David Damaree of Chicago-based Practical Creative & Code brought up some interesting points regarding user experience and cognitive overhead, which Damaree describes as the number of logical connections or jumps your brain has to make in order to understand or contextualize the thing you’re looking at:
The problem Circles are meant to solve is talked about in the same context as privacy, but is actually more about audience targeting. The idea is that you may want to post something personal or compromising to your Google+ profile, because you want to share it with your friends, but you don’t want work contacts or the public to see it. Google+’s solution is for you to target each post to one or more Circles, but that means for every single post or photo upload, you have to think about the thing you’re posting and which of your various Circle contexts it would be appropriate for. Google seems to think that’s an easy solution, and it may be the best way for software to solve that problem.
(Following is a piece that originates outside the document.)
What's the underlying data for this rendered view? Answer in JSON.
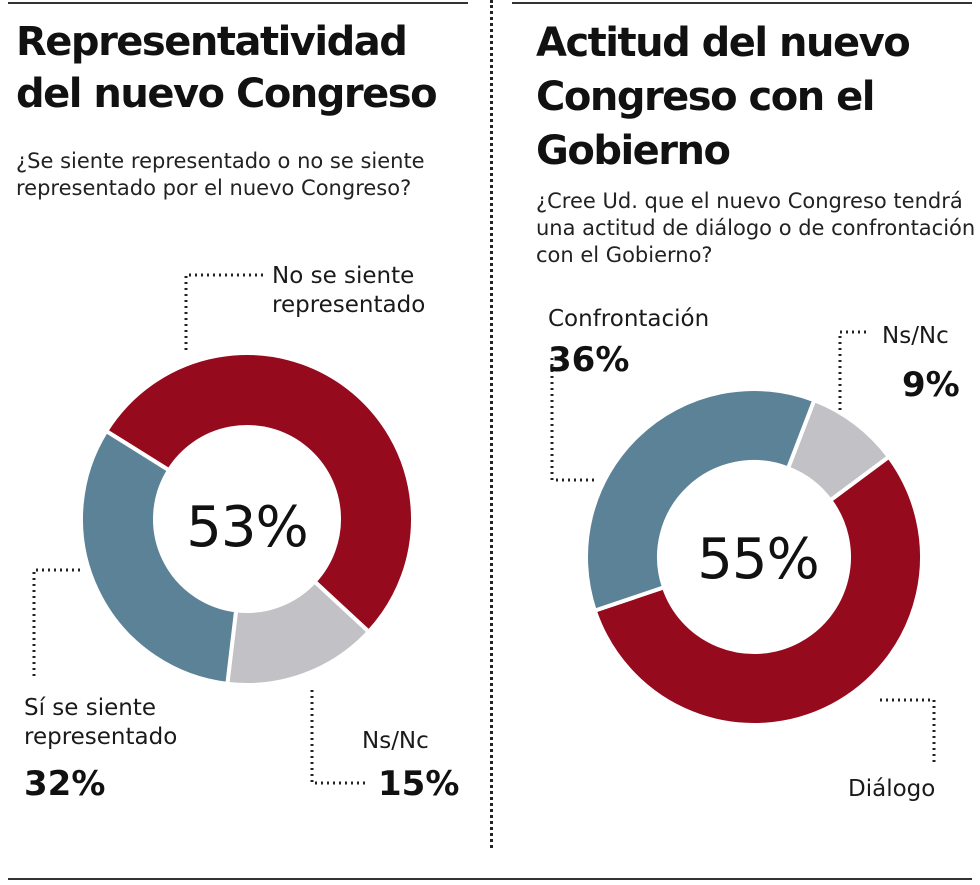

Damaree argues that “posting something to a social network means making it public. And in this context, ‘public’ just means ‘not compartmentalized.’ Most things you post to Facebook will go only to the friends you’ve explicitly let into your network, but that’s just a slight difference in how the service defines ‘everyone.’ Ultimately it’s far easier to not post than to have to think about your friendships in terms of categories, either every time or just once.”
For a concise yet comprehensive take on the benefits and shortcomings of Circles, read Kevin Cheng’s “Can we ever digitally organize our friends?” As a product manager for Twitter, and founder of Off Panel Productions (an online comic publishing network), Cheng is an adept multitasker, yet even he has trouble tracking his online contacts.
In his article, Cheng writes that he’s less concerned about coming up with logical categories for his friends than he is remembering who will see a given post. “From my experience organizing my Facebook and address book, I’ve found that I don’t remember the complex taxonomies I dream up. In fact, I don’t know that I can list every person that’s in my ‘Family’ group in Flickr even though it’s less than twenty,” wrote Cheng. Thank goodness the information Cheng needs is available online.
Posting generic, PC comments or not posting anything seems fair enough given everything else we’re juggling these days. After all, participating in today’s social networking is still a choice and not a mandate. But this is changing, especially for business profiles.
“Sign in using Facebook or LinkedIn.” Does this prompt look familiar? As individuals, we can choose whether or not to log in using our social profile of choice to the many sites with embedded social networking capabilities. According to Adams, search sites are now embedding social interactions. For business sites, when integration occurs at the browser, control is, well, out of your control.
Censoring your posts, or not posting anything, could truly dumb us down, considering the bulk of our social interaction is now done online. After all, we’re hard-wired for social interaction, and social interaction is a key innovation driver.
“[Perhaps] those who teach in any context, be they college professors, doctors or business leaders, will become increasingly focused on imparting greater understanding of ideas and ways of thinking, and less focused on memorization. And perhaps those who learn will become less occupied with facts and more engaged in the larger questions of understanding,” said Sparrow.
“[Our] online social networks are simply a crude representation of our offline social networks. We have a long way to go before getting anywhere close to the complexity of real life, writes Adams. “We don’t need to understand all of this today. We just need to start from a solid foundation from which to build.”
And that’s just what Google’s done in Google+ and Circles.